Under optimal conditions (30–35°C, 100–200 µmol/m²/s light intensity, pH 9.5–10.2, adequate nutrients):

  • Summer, optimal temperature:Harvest every 3–4 days. The culture rebuilds to target density quickly.
  • Cooler conditions (25–28°C):Harvest every 5–7 days. Growth rate is lower; the culture takes longer to rebuild.
  • Sub-optimal (below 25°C):Harvest every 7–10 days. Don’t harvest more frequently than growth allows — monitor density, not calendar.

Weekly yield calculations

For a 20-litre home culture under good conditions:

  • At 3 g/L, harvest 30% = 6L containing approximately 18g wet-weight dry equivalent
  • Harvesting every 4 days: approximately 1.75 harvests/week × 18 g = ~31 g dry spirulina/week
  • At 5 g/day personal dose, this covers 6 days of personal use from a single 20L culture
  • For higher yield (2–3× personal dose, surplus, or sharing): scale to 40–60L total culture volume

These are idealised estimates. Real-world yields are typically 60–80% of maximum due to suboptimal temperature periods, harvesting variability, and seasonal light changes.
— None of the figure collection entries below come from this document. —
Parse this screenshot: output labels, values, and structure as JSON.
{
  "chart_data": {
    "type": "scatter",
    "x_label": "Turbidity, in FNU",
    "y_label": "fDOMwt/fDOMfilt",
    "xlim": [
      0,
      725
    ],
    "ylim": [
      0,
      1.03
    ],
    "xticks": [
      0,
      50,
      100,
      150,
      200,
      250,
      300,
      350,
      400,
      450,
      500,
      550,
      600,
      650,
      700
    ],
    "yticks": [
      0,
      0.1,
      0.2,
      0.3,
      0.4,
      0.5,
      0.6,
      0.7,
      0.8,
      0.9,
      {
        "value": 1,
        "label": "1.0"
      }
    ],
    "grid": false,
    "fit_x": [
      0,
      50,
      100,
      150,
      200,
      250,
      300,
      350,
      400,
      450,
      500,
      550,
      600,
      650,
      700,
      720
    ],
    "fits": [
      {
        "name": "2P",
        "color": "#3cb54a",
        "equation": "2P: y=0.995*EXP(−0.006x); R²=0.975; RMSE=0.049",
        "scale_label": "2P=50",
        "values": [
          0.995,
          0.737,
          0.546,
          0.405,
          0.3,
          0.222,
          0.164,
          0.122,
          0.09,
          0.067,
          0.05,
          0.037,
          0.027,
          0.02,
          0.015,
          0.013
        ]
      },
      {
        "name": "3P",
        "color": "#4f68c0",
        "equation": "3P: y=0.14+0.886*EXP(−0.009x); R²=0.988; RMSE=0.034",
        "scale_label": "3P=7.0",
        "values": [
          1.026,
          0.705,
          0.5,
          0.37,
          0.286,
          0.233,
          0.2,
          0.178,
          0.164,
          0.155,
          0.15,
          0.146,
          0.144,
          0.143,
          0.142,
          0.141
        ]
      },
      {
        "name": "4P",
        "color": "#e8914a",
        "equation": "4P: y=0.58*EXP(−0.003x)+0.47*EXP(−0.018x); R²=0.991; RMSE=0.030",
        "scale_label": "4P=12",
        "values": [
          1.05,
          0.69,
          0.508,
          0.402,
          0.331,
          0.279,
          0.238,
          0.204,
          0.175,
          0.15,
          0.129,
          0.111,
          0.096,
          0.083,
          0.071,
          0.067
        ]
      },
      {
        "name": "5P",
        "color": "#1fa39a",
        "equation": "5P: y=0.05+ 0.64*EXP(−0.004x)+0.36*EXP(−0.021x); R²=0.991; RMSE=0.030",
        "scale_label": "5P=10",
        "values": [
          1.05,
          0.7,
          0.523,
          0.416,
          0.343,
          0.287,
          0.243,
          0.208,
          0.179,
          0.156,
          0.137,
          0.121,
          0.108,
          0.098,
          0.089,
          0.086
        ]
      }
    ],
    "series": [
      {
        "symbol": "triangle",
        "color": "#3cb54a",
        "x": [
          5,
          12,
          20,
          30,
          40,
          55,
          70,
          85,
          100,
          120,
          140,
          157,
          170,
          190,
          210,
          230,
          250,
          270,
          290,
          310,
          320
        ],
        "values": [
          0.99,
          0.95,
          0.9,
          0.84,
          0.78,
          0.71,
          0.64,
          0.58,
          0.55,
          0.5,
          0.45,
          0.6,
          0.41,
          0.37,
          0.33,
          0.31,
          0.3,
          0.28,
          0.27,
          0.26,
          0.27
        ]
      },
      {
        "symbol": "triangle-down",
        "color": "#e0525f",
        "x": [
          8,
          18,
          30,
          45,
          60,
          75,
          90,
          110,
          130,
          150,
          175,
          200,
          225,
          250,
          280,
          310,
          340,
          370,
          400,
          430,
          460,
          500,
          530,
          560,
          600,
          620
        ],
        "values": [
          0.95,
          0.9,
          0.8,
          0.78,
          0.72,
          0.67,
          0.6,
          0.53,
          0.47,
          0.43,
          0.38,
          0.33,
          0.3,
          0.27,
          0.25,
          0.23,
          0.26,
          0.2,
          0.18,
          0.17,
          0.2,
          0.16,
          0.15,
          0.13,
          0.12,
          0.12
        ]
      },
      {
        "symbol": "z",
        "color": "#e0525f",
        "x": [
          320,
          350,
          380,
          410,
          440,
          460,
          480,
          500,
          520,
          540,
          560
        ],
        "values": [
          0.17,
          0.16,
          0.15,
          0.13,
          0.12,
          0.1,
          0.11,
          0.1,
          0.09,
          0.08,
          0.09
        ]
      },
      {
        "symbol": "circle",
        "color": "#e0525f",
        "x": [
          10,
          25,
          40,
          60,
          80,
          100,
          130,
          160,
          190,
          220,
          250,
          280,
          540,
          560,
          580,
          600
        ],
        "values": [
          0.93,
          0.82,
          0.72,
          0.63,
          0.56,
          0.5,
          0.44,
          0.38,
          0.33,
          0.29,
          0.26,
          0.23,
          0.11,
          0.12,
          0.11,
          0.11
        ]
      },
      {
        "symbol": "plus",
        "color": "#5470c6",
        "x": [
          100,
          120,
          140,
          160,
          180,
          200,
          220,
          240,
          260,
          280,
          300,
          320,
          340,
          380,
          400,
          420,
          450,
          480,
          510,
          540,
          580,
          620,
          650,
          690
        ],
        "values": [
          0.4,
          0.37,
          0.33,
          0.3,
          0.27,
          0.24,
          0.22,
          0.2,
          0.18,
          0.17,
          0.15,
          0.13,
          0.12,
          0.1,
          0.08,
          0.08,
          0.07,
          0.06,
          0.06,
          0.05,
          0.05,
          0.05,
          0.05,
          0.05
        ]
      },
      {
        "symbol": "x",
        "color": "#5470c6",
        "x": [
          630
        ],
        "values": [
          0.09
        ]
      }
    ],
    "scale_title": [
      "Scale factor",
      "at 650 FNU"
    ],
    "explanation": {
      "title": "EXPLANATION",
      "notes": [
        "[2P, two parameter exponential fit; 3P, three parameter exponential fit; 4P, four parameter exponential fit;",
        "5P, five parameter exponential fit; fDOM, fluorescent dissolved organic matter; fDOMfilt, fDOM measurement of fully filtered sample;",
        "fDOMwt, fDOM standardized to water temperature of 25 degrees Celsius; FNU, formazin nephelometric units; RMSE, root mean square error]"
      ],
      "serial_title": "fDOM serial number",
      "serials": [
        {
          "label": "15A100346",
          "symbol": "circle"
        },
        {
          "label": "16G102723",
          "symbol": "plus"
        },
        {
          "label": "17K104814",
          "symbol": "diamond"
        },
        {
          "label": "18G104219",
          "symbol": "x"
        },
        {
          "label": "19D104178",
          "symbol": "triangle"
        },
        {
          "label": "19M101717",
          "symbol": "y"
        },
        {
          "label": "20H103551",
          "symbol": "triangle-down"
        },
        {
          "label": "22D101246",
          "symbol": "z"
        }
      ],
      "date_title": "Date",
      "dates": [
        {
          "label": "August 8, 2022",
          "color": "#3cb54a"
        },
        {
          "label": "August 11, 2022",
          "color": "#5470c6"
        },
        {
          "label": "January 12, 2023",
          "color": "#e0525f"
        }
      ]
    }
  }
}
Indicators that harvest timing is off

  • Culture turning pale or yellowish-green:Overcrowding — cells at the bottom are light-starved, reducing phycocyanin synthesis. Harvest immediately and reduce density.
  • pH persistently above 10.8 during daytime:Dense culture consuming all available CO₂ — harvest to reduce density, add bicarbonate, and increase CO₂ supply or agitation.
  • Green film on culture container walls:Different algae species establishing — contamination risk from lowered alkalinity. Correct pH first; if contamination is established, a partial or full culture replacement may be needed.
  • Culture not recovering to target density within expected time:Nutrient depletion (add fresh media), temperature too low (check heating), or pH crash (check and correct).

Scheduling with life

For most home growers, strict every-3-day harvesting is impractical. Practical approaches:

  • Weekly harvest: acceptable if keeping culture density moderate (2–3 g/L) — cultures at lower density grow more slowly, reducing the urgency of the harvest schedule
  • Planned absence: reduce temperature and light to “maintenance mode” (20–25°C, low light) before a 1–2 week absence — the culture survives but doesn’t need harvesting. Resume full conditions on return.
  • Harvest journal: a simple log (date, volume harvested, density estimate, temperature) helps calibrate your specific setup over time — the first 3 months are learning the rhythm of your culture.